Family Duty

[Listen to Asha read this story]

“I am grateful to my parents for giving me a good home and treating me with kindness and respect,” a devotee told Swamiji. “Beyond that, however, I don’t feel much of anything for them. Is there something wrong with me?”

“Sometimes a devotee deliberately incarnates into a family where he doesn’t have a deep connection,” Swamiji said. “Maybe just one or two qualities are all he has in common with his parents. That way, when he finds his spiritual family, it is not difficult to leave his birth family behind.

“Still, unless your parents try to prevent you from following your spiritual path, you owe it to them to be kind. If they force you to choose, however, between your loyalty to them and your loyalty to God, God comes first.”

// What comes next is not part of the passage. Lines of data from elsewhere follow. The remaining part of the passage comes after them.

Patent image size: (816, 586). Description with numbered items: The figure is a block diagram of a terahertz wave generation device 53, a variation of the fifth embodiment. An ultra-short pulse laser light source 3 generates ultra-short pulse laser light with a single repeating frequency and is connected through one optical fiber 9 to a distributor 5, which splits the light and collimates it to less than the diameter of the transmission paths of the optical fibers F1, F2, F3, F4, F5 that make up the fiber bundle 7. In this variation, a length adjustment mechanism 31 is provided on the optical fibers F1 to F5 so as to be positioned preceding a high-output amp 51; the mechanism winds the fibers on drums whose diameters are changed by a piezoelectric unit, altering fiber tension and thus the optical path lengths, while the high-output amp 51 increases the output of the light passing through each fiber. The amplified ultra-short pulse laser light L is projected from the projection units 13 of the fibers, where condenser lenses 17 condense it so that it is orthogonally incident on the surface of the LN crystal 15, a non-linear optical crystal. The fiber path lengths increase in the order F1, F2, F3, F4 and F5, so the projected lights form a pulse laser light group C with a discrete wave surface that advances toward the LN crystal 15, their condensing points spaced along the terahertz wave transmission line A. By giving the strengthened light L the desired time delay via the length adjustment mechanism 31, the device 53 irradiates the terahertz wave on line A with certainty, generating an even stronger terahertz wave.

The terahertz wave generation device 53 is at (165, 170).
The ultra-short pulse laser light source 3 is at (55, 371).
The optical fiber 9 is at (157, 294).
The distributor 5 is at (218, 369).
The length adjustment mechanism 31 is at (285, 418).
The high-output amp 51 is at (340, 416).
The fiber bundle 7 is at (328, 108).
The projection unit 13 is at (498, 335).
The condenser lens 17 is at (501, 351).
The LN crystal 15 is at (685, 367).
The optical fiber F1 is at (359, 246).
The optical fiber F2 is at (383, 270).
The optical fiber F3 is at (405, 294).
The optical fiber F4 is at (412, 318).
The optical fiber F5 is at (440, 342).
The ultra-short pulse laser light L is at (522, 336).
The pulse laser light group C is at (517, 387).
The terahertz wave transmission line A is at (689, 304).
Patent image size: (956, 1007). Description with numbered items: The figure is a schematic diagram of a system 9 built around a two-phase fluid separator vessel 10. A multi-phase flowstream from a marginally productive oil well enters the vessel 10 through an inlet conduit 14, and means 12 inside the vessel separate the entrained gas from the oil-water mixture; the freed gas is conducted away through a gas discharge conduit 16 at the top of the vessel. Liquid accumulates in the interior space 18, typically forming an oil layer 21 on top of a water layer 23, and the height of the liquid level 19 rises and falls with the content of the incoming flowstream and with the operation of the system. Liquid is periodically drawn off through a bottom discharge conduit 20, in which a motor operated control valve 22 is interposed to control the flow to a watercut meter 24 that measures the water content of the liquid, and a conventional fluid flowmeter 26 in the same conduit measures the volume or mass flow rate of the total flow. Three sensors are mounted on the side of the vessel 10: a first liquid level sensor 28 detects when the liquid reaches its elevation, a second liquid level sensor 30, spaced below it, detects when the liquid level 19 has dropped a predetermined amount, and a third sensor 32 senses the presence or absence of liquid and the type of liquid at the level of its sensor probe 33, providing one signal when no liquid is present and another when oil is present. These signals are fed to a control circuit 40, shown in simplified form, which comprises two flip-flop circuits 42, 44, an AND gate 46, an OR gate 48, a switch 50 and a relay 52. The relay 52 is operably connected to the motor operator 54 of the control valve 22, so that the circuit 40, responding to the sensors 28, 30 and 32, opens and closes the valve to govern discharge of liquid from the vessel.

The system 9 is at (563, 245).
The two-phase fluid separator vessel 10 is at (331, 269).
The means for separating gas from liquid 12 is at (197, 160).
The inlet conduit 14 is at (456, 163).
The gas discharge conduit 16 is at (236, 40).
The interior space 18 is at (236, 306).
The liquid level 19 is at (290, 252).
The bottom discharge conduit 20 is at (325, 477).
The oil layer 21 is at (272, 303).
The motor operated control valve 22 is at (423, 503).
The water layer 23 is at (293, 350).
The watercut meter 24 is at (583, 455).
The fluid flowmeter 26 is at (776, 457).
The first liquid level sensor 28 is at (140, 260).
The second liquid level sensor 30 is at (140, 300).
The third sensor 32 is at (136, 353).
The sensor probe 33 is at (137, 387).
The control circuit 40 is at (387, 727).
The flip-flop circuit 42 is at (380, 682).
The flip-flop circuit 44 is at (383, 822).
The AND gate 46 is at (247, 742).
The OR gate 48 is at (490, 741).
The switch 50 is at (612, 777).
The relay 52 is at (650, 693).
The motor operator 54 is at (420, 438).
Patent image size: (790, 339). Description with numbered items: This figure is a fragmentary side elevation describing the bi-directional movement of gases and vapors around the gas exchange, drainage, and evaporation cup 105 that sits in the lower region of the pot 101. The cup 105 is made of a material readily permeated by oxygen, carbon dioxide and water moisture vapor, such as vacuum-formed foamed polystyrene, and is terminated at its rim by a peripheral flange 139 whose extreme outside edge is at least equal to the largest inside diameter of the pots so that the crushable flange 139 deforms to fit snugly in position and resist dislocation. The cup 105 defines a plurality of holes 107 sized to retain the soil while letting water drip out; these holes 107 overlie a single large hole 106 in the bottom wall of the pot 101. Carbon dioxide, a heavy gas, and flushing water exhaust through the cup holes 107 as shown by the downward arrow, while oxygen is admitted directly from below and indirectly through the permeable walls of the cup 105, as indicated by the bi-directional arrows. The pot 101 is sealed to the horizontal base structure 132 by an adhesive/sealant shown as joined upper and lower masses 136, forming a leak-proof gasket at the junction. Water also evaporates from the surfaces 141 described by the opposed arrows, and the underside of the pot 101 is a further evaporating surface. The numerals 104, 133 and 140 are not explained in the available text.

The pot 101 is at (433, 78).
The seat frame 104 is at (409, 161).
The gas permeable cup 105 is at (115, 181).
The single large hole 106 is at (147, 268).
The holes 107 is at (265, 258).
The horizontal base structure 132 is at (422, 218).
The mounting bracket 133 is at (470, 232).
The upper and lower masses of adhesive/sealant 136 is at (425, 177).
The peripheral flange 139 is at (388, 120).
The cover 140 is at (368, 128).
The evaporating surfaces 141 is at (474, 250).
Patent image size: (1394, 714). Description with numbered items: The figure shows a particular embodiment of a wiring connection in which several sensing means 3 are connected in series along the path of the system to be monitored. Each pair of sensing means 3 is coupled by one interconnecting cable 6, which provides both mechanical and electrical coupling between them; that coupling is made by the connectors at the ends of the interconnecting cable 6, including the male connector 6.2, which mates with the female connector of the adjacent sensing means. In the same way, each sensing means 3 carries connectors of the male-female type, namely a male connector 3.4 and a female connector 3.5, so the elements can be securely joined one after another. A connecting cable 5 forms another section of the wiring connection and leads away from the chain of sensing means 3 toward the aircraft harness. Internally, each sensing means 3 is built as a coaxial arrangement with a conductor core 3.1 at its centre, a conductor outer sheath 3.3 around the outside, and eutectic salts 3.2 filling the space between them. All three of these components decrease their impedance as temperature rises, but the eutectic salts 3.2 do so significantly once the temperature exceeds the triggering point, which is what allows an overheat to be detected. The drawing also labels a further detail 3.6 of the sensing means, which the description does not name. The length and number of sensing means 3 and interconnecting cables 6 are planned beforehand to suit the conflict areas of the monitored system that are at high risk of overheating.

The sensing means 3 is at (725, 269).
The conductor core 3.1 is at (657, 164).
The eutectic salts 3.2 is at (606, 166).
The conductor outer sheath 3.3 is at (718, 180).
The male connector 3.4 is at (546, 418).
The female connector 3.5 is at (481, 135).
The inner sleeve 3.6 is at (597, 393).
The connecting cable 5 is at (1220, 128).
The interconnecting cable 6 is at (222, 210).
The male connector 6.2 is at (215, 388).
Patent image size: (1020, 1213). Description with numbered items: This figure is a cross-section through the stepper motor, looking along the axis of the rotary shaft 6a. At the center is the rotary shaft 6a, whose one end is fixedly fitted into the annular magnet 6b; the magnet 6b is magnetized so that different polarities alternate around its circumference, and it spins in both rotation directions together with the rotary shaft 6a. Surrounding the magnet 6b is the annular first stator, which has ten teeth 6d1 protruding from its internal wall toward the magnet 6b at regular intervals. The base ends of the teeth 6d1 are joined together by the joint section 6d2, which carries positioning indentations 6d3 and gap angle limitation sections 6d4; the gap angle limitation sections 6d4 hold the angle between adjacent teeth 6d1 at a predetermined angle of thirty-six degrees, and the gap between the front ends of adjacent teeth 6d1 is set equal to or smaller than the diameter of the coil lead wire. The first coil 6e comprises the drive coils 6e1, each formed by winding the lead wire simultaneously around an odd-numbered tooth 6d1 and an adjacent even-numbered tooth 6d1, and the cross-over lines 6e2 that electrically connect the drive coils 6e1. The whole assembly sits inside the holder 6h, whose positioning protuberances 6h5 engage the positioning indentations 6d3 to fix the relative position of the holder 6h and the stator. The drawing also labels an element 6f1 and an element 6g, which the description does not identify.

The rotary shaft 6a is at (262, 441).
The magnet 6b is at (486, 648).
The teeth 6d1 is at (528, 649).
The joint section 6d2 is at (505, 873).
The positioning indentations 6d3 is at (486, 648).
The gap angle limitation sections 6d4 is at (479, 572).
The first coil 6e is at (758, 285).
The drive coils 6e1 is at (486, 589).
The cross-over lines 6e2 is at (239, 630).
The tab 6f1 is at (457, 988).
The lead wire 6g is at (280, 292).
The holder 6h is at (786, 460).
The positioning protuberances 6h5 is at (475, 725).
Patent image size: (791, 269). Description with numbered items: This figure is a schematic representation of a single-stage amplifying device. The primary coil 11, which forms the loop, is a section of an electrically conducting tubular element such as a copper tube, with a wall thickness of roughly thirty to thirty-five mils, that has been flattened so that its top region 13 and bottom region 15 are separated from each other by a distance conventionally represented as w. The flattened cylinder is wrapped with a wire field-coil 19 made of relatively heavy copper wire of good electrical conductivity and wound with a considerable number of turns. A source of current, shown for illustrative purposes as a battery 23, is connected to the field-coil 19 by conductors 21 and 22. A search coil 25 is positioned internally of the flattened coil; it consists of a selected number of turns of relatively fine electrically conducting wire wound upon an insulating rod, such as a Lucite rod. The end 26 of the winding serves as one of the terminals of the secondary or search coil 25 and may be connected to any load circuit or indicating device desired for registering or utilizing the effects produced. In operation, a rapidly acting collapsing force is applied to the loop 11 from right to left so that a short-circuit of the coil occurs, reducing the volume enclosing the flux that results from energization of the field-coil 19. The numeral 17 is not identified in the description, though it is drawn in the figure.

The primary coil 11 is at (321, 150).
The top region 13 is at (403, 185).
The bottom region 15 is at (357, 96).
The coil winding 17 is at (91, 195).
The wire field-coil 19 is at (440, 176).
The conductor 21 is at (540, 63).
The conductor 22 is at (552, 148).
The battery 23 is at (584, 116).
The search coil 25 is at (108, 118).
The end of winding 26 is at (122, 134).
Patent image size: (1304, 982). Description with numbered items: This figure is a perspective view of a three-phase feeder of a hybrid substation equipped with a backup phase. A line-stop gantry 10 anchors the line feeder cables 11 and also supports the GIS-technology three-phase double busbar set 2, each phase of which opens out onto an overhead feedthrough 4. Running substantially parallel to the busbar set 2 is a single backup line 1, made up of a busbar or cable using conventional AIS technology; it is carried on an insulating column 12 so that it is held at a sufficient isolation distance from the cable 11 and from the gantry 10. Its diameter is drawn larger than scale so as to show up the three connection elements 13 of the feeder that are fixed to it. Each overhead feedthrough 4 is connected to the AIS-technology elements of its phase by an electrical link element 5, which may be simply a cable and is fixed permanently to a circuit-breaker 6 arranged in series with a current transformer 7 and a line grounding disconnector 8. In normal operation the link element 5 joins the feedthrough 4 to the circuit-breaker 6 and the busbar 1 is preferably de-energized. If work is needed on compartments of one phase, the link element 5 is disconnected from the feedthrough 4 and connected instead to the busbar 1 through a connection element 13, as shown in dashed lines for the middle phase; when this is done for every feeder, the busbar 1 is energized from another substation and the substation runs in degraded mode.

When Swamiji first came onto the spiritual path, his father showed no respect for the choice Swamiji had made.

“I had to write him a very strong letter,” Swamiji said. “I told him, ‘I love you as my father. God, however, has been my Father for all eternity. Please don’t force me to choose.’

“I don’t think he ever understood what I was doing, but after that, he never spoke against it, so we were able to maintain a cordial relationship.”

On another occasion, Swamiji said, “The best way to serve your family is to go deep spiritually. Their egos may object to your absence from the family nest or your refusal to fall in with their plans for your life, but their souls will rejoice because your spiritual progress also blesses them.”

Swamiji once suggested a course of action to a young man that would have set his life in an entirely new direction spiritually. The man demurred.

“If I did that,” he said, “my mother would be so disappointed.”

“To find God,” Swamiji replied, “we must all be prepared, if necessary, to disappoint our mothers.”